Andrea Castillo, Los Angeles Times on

Published in Political News

WASHINGTON — Senators were sworn in Wednesday for their third impeachment trial in four years, this time of Homeland Security Secretary Alejandro N. Mayorkas.

House Republicans, who say Mayorkas has failed to fulfill his duties in upholding immigration law, are pushing for a full Senate trial of the case against him.

Senate Democrats are poised to dismiss what they consider baseless allegations.

Mayorkas, a Cuban immigrant who grew up in California, is the first U.S. Cabinet official impeached in nearly 150 years.

Wednesday's proceedings could also be the first time the Senate has ever declined to hold a trial after impeachment by the House.
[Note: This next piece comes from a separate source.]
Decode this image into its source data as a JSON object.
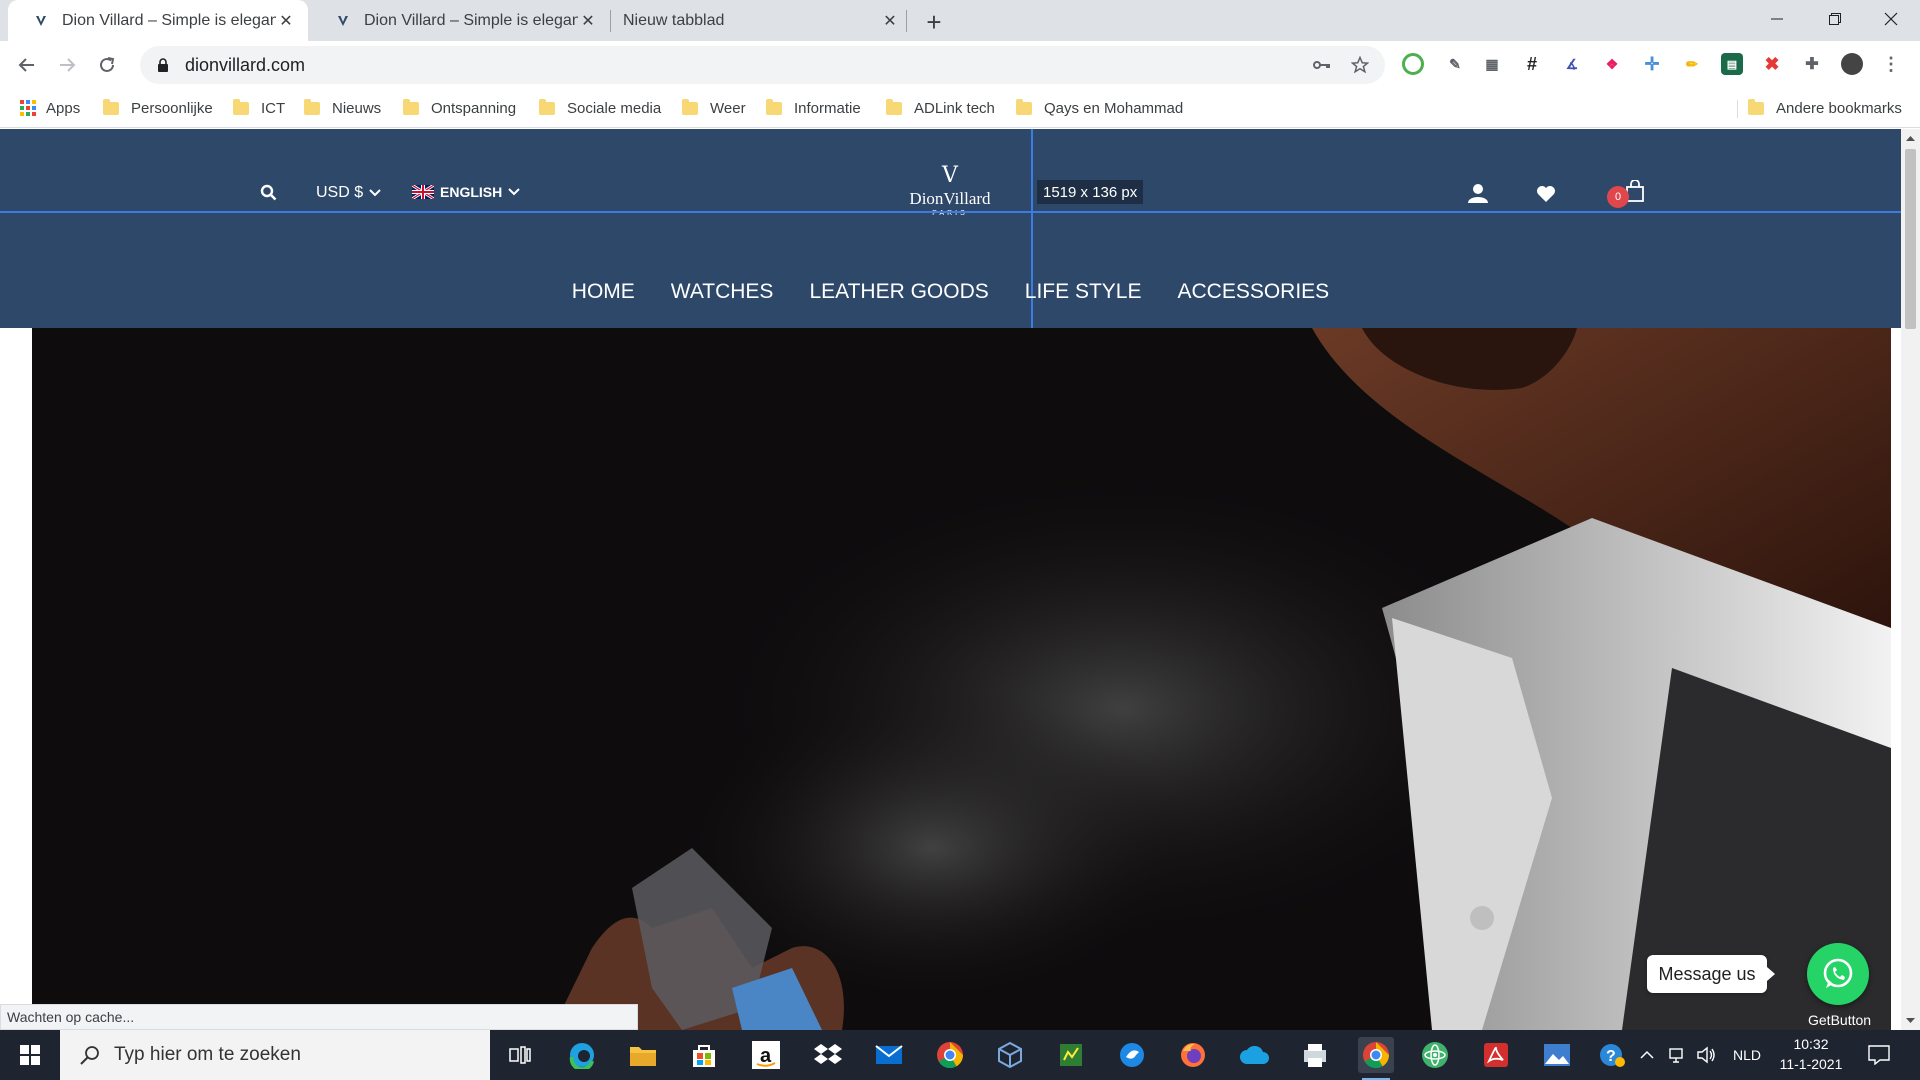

It has been two months since Mayorkas, a California native and the highest-ranking Latino in the federal government, was narrowly impeached by a single-vote margin.

As the Senate convened Wednesday, Mayorkas was in New York City, where he held a news conference announcing a public awareness campaign to combat child sexual exploitation and abuse. As the trial got underway, Mayorkas was in transit back to Washington.

"Republicans would rather stand in the way of solving our challenges than do the hard work of leading our nation," said Sen. Laphonza Butler (D-Calif.). "We don't resolve policy disagreements by impeachment. We talk with the American people, get in a room, and do the work. The charged crime here is a farcical substitute for doing the hard work."

 

"Every second spent on this trial is a waste of time," Sen. Alex Padilla (D-Calif.) wrote Tuesday on the social media platform X.

Senate Majority Leader Charles E. Schumer (D-N.Y.) said he sought to accommodate the wishes of Republican colleagues in agreeing to a period of debate before moving to dismiss the case against Mayorkas.

Engaging in a full trial "would be a grave mistake and could set a dangerous precedent for the future," he said, urging colleagues to save impeachment "for those rare cases we truly need it."

Senate Minority Leader Mitch McConnell (R-Ky.) urged his colleagues to engage in a full trial.

"Tabling articles of impeachment would be unprecedented in the history of the Senate," he said in a Wednesday morning speech on the Senate floor.

"Tabling would mean declining to discharge our duties as jurors,"McConnell added. "It would mean running both from our fundamental responsibility and from the glaring truth of the record-breaking crisis at our southern border."